Заметим, что абсолютизация принципа прогресса, которая лежит в основе всех этих рассуждений, Помяловским раскрывается как начало, разъединяющее поколения, раздробляющее человечество вообще. А ведь этот принцип кладется передовыми мыслителями и в основу стремления людей к счастливому будущему. Как тут не вспомнить Тургенева, несколько ранее (в романе «Накануне») осмыслявшего счастье как «эгоистическое и разъединяющее слово». Не подвергается ли всё большему сомнению сама эвдемоническая культура? От подобных мыслей людям, не закалённым в умственных упражнениях, остаётся только впасть в недоумение, что и делает Молотов:

« — Слушал, слушал я тебя, ничего не понял из твоих речей. Я не приготовился к такому траурному взгляду и полному отрицанию света и жизни. Как назвать, извини меня, твою дикую систему?

— Если можно, и название есть. Ты видишь, как я говорю гладко, из этого следует, что у меня всё обдумано, приведено в систему и может быть выражено очень красноречиво.

— В чём же дело?

— Кого рефлексия, а нас кладбищенство заело.

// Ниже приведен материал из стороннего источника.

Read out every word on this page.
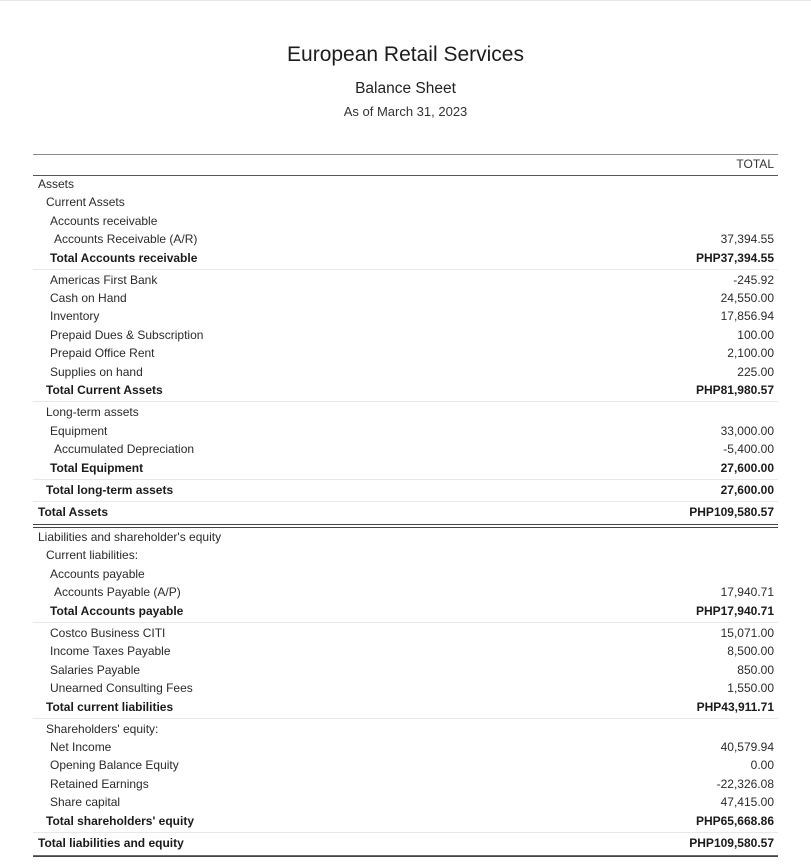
European Retail Services
Balance Sheet
As of March 31, 2023
TOTAL
Assets
Current Assets
Accounts receivable
Accounts Receivable (A/R)	37,394.55
Total Accounts receivable	PHP37,394.55
Americas First Bank	-245.92
Cash on Hand	24,550.00
Inventory	17,856.94
Prepaid Dues & Subscription	100.00
Prepaid Office Rent	2,100.00
Supplies on hand	225.00
Total Current Assets	PHP81,980.57
Long-term assets
Equipment	33,000.00
Accumulated Depreciation	-5,400.00
Total Equipment	27,600.00
Total long-term assets	27,600.00
Total Assets	PHP109,580.57
Liabilities and shareholder's equity
Current liabilities:
Accounts payable
Accounts Payable (A/P)	17,940.71
Total Accounts payable	PHP17,940.71
Costco Business CITI	15,071.00
Income Taxes Payable	8,500.00
Salaries Payable	850.00
Unearned Consulting Fees	1,550.00
Total current liabilities	PHP43,911.71
Shareholders' equity:
Net Income	40,579.94
Opening Balance Equity	0.00
Retained Earnings	-22,326.08
Share capital	47,415.00
Total shareholders' equity	PHP65,668.86
Total liabilities and equity	PHP109,580.57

— Именно, кладбищенство». (165)

Кладбищенство — вот приговор подобным мыслям. Да что же противопоставить им? Автор, по сути, воздвигает перед героями и читателями (и не перед самим ли собою?) дилемму: либо бесстрашно выслушивать приходящие в голову страшные мысли — что приведёт к выводу о бесцельности жизни, либо глушить любые возможные сомнения суетою повседневных забот — что так же лишено смысла. И то и другое — кладбищенство. Выход, скажем от себя, здесь лишь один: в православном осмыслении бытия. Но так далеко разум «хороших» атеистов и эгоистов не проникает.

Мы видим: литература середины Х1Х века кричит о трагедии безбожного бытия. Не слушали: гонялись за «передовыми идейками», мечтали о хрустальных борделях, грезили будущим, где Бога уже окончательно и бесповоротно не будет.

Помяловский же явно мечется: он и ощущает всем нутром своим (совесть-то ведь для него не пустой звук), что «работать для будущего», к чему скоро призовёт Чернышевский, есть просто «благодумная дичь», но и вынужден в растерянности недоумевать над собственными тупиковыми выводами. Хотя роман Чернышевского появится только через два года, Помяловский, хочет он того или нет, но объективно подыгрывает вызревающей идее хрустальных дворцов: идеал замкнуто-эгоистического рая, представленного уютной квартиркой, успешно опорочен, ничего иного никто не предлагает. Тем писатель ещё более актуализирует вопрос «что делать?», ибо показывает лишь чего не делать.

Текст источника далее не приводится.